We're pretty lucky with our fermenters.. well, apart from them being right awkward to clean, they're in amazingly good nick for 40+ year old dairy tanks and we rarely have any issues with them or anything connected to them.
We brewed Waen Pamplemousse into FV2 the other week, 2400 litres of it, and everything was going to plan until Gav dry-hopped it with 5kg each of Citra and Cascade... it suddenly went mad and frothed up everywhere! And, because our FVs are upstairs on the mezz, said froth went cascading down onto the floor below... and all over the steel table which is used for everything from saccharometers to glasses to RJT connectors to connectors to tubes to.. well, just about everything else. And what a mess it caused!
This happens occasionally in the CTs when we dry hop, and there seems no rhyme nor reason for it happening in there... obviously it's too much dissolved Co2 in the beer and so the pellets, once they break down into ickle hop bits, form nucleation points which attracts the Co2 resulting in lots of foam! But we've only ever had it happen once in an FV and that was the infamous incident with brew 1 of Snowball and the sugar addition....

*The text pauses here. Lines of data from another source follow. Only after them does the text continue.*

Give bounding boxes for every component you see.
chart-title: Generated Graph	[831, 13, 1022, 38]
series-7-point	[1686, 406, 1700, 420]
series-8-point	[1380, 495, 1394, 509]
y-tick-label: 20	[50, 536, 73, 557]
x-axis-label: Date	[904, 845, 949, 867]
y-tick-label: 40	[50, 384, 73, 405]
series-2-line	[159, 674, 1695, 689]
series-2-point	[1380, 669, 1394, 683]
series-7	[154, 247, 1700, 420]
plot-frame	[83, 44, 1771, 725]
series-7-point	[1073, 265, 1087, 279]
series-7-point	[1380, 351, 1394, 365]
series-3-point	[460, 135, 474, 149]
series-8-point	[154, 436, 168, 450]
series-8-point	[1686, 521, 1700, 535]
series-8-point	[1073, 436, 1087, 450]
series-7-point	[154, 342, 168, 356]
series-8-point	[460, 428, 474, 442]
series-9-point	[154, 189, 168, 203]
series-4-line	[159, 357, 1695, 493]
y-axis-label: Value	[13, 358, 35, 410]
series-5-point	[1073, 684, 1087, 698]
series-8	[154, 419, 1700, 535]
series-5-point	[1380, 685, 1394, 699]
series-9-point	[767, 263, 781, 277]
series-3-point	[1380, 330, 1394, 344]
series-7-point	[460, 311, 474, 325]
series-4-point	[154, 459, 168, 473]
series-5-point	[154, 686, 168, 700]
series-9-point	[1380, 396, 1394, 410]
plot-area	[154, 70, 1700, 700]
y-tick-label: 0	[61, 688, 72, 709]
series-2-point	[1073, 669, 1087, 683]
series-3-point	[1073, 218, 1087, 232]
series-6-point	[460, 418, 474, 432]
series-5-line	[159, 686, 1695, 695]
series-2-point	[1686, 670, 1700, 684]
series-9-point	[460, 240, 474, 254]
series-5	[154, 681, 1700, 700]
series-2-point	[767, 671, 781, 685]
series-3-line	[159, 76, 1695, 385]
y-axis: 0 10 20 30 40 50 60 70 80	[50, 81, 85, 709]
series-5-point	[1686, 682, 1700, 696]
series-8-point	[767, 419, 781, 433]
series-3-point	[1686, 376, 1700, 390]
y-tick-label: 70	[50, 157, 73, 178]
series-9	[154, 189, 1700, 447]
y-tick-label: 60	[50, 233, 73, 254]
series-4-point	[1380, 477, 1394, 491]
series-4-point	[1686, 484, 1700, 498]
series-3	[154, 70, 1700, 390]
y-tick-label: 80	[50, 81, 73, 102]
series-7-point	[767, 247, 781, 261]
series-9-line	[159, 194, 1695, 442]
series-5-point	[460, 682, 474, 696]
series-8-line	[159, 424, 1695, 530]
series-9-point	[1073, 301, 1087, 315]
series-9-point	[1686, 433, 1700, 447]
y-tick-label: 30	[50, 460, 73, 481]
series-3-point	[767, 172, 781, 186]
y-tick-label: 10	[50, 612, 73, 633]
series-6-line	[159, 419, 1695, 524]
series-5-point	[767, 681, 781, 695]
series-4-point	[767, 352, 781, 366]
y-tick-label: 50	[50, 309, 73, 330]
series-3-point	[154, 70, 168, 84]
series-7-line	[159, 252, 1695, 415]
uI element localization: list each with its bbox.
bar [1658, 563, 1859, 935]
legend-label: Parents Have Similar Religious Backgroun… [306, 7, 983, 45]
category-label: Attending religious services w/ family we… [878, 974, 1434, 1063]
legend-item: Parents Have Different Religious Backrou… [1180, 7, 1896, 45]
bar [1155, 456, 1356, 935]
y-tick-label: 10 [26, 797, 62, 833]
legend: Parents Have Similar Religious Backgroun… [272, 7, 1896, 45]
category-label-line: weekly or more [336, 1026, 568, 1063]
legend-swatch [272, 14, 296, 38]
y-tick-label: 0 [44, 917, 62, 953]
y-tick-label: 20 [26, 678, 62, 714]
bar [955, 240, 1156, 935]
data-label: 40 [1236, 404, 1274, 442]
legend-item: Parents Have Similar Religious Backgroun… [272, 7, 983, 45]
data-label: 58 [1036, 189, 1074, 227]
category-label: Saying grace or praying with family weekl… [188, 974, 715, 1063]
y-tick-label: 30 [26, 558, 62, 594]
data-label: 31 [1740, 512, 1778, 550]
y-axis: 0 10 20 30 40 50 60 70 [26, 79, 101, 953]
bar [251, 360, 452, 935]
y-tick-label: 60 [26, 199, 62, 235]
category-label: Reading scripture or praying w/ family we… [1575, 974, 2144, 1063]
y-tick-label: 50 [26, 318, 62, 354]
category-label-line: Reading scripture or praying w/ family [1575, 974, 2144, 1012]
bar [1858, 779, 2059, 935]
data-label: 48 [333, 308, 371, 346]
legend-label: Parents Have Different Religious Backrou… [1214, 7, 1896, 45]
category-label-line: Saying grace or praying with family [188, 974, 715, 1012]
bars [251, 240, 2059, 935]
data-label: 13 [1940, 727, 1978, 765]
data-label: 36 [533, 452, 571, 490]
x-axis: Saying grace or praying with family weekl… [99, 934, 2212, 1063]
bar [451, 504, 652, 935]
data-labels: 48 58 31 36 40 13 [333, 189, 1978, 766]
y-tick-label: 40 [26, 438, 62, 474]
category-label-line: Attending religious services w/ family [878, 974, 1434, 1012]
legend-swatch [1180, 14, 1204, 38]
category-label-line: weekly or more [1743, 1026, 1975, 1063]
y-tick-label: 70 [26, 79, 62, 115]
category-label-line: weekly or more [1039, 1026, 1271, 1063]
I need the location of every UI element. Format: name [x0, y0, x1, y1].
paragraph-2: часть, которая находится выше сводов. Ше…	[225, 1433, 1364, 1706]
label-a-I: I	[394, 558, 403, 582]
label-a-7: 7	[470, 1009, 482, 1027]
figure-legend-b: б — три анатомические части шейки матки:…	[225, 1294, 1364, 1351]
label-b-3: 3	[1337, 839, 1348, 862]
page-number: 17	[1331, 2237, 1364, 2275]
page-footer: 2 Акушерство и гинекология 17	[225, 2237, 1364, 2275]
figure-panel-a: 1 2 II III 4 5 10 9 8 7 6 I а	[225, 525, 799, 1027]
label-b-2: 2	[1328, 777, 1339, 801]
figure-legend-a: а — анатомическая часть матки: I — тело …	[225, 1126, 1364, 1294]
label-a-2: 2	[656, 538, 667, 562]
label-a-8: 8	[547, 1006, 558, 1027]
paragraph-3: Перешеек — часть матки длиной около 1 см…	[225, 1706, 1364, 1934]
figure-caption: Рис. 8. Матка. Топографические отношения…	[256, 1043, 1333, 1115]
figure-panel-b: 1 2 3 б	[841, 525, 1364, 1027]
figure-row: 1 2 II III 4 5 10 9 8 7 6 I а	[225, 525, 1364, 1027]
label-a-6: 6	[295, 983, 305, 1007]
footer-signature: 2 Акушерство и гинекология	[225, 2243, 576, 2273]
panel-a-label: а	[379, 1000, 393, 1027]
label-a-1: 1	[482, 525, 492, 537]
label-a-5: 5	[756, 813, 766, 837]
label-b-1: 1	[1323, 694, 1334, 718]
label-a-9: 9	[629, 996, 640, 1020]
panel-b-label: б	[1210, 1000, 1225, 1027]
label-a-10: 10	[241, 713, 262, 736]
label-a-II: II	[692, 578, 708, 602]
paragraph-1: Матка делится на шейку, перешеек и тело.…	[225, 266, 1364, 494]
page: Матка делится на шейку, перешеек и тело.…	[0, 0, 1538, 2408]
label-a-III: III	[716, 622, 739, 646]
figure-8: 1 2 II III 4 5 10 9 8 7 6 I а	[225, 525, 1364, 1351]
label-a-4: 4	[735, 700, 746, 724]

My theory is that, as Sue's beers are fermented warmer than ours, this higher temperature means the beer can hold less Co2 in saturation so maybe this meant that more came out due to the nucleation points than is normal? hey, I'm not a scientist so don't know, I'm just bringing my limited experience of "what happens" to the table...
Anyhow, this resultant foam party meant the dry hop charge ended up partly all over the floor and stuck all inside the top of the fermenter necessitating what's trendily called a "deep clean" but in reality meant me getting in to scrub the underside of the FV and getting caustic all over my head and arse.... yeah, cheers then, if more were needed yet another confirmation that brewing isn't the glamorous profession people make out!